Statement from the University of San Francisco:
The Federal Communications Commission today approved the sale of radio station KUSF to Classical Public Radio Network (CPRN). The sale will be finalized immediately.
A consent decree between the FCC, the University of San Francisco and CPRN allowed the sale to move forward. The FCC did not object to CPRN broadcasting on 90.3 while the sale was pending, but found that CPRN’s payments to USF (similar to rent) under the Public Service Operating Agreement violated a Commission rule.
“The sale provides the University of San Francisco with funds that will directly benefit our students, and support our mission of offering an outstanding education in the Jesuit Catholic tradition,” said Gary McDonald, associate vice president of communications. “We are pleased that the FCC has completed its review in a manner that allows the sale to close and for USF to focus on its core mission of education and service.”
Here's the FCC statement, which says that "USF and CPRN will collectively make a $50,000 voluntary contribution to the United States Treasury" because of its violation of the agency's rules.

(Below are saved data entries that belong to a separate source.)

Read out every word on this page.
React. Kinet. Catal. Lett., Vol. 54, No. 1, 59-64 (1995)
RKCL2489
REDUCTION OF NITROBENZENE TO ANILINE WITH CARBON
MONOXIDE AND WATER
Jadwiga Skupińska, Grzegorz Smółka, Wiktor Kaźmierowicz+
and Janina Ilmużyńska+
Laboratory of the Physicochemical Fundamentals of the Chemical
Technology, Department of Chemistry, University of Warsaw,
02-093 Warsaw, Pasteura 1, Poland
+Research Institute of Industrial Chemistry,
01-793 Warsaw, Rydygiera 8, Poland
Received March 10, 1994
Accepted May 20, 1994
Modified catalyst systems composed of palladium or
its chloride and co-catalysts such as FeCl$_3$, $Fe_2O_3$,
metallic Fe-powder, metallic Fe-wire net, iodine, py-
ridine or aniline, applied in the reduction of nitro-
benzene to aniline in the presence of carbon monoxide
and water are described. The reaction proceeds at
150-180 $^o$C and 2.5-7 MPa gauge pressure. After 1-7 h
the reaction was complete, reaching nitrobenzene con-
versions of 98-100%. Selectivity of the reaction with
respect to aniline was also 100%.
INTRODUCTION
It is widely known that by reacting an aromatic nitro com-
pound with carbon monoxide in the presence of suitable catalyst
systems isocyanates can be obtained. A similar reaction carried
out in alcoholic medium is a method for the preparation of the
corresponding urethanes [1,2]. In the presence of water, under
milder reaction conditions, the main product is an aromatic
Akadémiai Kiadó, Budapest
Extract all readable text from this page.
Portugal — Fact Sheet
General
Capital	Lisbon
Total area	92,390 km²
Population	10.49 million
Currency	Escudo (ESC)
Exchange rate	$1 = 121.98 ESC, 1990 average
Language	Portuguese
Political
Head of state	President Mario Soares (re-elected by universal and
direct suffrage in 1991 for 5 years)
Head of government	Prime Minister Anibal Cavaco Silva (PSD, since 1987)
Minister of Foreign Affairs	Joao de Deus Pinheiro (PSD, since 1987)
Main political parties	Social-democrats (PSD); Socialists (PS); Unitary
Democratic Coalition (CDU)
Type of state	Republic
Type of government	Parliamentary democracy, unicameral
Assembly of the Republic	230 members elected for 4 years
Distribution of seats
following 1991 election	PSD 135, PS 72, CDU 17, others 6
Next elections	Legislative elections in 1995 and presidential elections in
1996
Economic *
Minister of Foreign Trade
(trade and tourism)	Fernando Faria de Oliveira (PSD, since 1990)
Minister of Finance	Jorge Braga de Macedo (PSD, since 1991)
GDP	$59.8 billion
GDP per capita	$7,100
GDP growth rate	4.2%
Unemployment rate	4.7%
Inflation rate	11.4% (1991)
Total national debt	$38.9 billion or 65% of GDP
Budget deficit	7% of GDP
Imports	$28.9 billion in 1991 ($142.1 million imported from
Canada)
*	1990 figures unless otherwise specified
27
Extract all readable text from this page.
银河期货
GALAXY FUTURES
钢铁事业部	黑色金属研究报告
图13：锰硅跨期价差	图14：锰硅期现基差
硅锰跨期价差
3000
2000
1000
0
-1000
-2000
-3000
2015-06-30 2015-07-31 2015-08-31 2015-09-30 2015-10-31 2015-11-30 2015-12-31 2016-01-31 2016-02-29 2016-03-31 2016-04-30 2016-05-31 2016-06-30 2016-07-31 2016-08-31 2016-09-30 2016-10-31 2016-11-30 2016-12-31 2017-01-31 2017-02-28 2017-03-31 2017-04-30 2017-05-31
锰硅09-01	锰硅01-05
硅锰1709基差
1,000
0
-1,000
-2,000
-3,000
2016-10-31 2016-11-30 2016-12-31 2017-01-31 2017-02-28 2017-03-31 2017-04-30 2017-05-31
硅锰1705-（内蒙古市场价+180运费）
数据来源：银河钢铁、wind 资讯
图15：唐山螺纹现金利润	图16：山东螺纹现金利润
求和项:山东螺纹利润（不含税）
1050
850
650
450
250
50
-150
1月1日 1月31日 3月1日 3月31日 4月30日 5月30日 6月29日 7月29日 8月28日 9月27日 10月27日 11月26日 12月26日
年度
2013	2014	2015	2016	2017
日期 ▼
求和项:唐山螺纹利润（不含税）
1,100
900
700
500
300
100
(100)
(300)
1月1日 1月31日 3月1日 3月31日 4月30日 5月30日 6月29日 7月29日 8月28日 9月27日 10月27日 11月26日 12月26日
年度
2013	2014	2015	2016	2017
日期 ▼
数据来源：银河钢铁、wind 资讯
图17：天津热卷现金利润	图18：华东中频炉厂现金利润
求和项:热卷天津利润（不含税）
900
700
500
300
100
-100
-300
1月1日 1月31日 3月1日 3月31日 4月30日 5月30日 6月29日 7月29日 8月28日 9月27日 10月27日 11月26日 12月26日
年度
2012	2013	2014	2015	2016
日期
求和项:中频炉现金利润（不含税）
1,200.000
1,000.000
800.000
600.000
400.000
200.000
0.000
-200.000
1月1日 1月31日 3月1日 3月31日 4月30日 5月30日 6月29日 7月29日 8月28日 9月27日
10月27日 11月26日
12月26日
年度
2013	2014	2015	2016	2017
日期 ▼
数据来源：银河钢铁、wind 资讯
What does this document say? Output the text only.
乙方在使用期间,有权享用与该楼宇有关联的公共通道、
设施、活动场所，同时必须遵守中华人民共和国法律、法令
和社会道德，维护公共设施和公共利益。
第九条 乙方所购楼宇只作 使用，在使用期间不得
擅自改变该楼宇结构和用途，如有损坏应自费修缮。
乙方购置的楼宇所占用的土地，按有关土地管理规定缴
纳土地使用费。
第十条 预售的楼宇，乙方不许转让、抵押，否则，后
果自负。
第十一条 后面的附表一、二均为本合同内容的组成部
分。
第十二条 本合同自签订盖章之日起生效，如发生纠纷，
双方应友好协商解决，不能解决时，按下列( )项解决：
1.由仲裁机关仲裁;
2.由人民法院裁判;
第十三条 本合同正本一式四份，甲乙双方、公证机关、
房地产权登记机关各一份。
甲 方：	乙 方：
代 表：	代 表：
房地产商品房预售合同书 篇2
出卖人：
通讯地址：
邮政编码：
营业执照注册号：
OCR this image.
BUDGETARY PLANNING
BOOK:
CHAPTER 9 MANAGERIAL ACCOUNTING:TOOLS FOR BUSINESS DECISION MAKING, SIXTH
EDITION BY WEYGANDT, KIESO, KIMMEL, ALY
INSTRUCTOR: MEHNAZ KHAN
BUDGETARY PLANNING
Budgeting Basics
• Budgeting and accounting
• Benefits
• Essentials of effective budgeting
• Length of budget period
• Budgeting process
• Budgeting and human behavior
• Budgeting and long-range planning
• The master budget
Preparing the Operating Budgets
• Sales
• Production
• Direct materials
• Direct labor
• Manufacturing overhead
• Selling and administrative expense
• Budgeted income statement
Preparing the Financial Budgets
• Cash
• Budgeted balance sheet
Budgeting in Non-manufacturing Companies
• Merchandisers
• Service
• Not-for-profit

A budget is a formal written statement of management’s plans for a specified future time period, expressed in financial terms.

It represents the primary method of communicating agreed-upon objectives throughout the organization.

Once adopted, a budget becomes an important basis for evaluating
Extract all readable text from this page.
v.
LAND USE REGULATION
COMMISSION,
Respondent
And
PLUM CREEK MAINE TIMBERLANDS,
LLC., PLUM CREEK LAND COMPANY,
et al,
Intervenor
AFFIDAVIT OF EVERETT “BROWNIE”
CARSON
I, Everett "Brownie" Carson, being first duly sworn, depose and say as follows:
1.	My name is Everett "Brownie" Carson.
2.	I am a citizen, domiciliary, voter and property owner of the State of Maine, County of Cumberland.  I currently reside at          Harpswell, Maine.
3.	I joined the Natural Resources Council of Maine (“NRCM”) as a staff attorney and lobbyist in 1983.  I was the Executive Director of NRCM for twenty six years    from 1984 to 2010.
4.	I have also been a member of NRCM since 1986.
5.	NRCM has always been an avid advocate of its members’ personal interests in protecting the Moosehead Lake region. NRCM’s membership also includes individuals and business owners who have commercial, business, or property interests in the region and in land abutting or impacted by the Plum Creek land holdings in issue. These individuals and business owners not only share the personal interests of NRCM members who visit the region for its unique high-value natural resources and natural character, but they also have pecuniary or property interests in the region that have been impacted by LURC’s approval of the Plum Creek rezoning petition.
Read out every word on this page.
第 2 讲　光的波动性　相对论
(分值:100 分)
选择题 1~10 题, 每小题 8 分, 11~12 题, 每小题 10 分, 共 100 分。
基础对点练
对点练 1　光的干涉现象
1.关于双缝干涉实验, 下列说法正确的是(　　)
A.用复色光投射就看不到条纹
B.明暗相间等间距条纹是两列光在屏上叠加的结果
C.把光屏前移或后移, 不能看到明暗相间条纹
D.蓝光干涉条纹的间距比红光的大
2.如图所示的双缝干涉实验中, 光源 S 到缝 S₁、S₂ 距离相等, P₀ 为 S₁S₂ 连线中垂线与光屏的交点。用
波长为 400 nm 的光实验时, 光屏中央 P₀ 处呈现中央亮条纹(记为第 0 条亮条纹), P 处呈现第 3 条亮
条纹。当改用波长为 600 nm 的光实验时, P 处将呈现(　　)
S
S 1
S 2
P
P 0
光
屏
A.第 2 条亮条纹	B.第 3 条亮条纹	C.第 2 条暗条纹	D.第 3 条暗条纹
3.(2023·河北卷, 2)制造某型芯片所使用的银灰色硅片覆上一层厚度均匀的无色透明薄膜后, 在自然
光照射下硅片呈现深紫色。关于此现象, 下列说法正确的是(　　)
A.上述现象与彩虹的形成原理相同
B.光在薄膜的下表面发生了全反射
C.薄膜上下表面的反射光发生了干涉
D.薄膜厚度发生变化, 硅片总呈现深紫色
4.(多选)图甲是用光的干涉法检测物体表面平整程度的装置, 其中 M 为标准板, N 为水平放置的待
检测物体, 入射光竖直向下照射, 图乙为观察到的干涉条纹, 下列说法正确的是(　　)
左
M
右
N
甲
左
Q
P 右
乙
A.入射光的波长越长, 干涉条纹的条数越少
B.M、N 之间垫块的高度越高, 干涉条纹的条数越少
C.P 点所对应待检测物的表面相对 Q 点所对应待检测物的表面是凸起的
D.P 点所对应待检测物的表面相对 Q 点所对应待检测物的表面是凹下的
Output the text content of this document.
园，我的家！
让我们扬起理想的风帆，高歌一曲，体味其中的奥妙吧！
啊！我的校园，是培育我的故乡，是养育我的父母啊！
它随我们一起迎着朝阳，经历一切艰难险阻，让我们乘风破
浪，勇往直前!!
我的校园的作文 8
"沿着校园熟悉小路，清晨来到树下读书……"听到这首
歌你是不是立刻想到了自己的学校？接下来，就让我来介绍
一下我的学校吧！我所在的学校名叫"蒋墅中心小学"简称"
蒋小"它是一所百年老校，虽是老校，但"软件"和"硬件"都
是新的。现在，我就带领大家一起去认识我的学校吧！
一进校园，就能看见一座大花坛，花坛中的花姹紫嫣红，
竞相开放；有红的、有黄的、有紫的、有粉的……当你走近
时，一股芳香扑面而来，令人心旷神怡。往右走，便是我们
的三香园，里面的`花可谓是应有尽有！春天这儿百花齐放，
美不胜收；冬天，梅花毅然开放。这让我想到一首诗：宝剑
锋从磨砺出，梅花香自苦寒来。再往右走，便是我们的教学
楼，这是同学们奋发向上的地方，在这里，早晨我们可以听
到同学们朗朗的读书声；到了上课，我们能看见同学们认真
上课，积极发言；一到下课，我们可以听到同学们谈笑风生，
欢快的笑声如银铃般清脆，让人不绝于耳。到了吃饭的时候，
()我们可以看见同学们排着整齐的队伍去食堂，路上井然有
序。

Just last week, the Bay Citizen reported that FCC approval of the $3.75 million sale was taking unusually long. KUSF and CPRN inked the deal in January, 2011.
“It’s extremely unusual,” Michael Couzens, an Oakland-based communications lawyer and former FCC staffer told the Citizen. “The mentality of the staff is shaped by the fact that commercial entities lose their financing if they dink and dunk around for months and years.”
The sale was part of a complicated series of transactions that shook up the radio dial in the Bay Area last year. The KUSF deal set off vociferous protests by the station's staff and fans. Many of the DJs and programmers moved to the online-only KUSF in Exile (listen here), an effort to keep the music playing while KUSF's sale of its license awaited FCC approval. In February, 2011, the San Francisco Board of Supervisors passed a resolution urging USF to back out of the deal.